TCGA, a joint venture of the NIH’s National Cancer Institute (NCI) and the National Human Genome Research Institute (NHGRI), was established to comprehensively characterize the genomes of more than 30 types of cancer.
“We need to better understand head and neck cancer and find ways to treat it so we can preserve patients’ voices and improve their quality of life,” says Carter Van Waes, MD, PhD, clinical director and chief of the NIDCD Head and Neck Surgery branch. He and Zhong Chen, MD, PhD, also part of the tumor biology section at the NIDCD, were part of the research team. Currently, about 320,000 Americans have trouble communicating because of treatments they have undergone for head and neck cancers.
Cancer therapies are usually based on where the cancer originated, such as breast, lung, or head and neck. But research has revealed that tumors are diverse at the molecular level and that these differences can affect their response to medicines. Some tumors from the same site have distinct molecular characteristics and respond to differing medicines, while tumors from different sites may share molecular features and respond to similar treatments.

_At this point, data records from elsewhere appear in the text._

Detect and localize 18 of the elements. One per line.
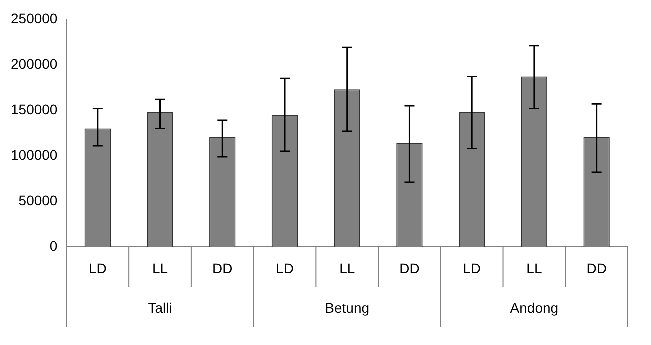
y-tick-label: 200000 [11, 56, 58, 72]
x-tick-label: LL [340, 260, 356, 276]
text: Andong [510, 300, 559, 316]
y-tick-label: 100000 [11, 146, 58, 163]
y-tick-label: 50000 [18, 192, 58, 208]
text: Betung [325, 300, 370, 316]
y-tick-label: 0 [50, 238, 58, 254]
x-tick-label: LD [276, 260, 294, 276]
text: Talli [148, 300, 172, 316]
x-tick-label: DD [400, 260, 420, 276]
x-tick-label: LD [88, 260, 107, 276]
x-tick-label: LD [463, 260, 482, 276]
y-tick-label: 250000 [11, 10, 58, 26]
x-tick-label: DD [586, 260, 607, 276]
x-tick-label: DD [212, 260, 233, 276]
x-tick-label: LL [152, 260, 168, 276]
x-tick-label: LL [526, 260, 542, 276]
y-tick-label: 150000 [11, 101, 58, 118]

In the current study, the researchers examined the molecular characteristics of 3,527 samples representing a dozen different types of cancer. Their aim was to determine if any patterns would emerge and if so, to categorize the samples according to these patterns.
By collecting and analyzing five types of data, including DNA and RNA sequences and gene copy numbers, the researchers identified 11 molecular subgroups. Most of the cancer types had a molecular profile linked to their original tissue of origin.
The situation was slightly different for head and neck cancers, however. Virtually all the samples in this class fell into the same molecular subgroup. In addition, most of the lung cancer samples, as well as some of the bladder cancer samples, also fell into this group.
The researchers also found that the cancers in this subgroup shared certain mutations and chromosome changes, suggesting that they may be susceptible to similar treatments. This data could help physicians who are treating head and neck cancer to base a patient’s treatment on his or her tumor’s genetic profile rather than where the cancer originated.
“This work highlights the value of taking a broad approach to molecular characterization of tumors,” says Dr Chen. “Only by performing such a comprehensive analysis were we able to uncover a link between head and neck, lung, and bladder cancers. In the future, we may be able to target the molecular defects identified in this study and develop medicines that are effective for different types of cancer.”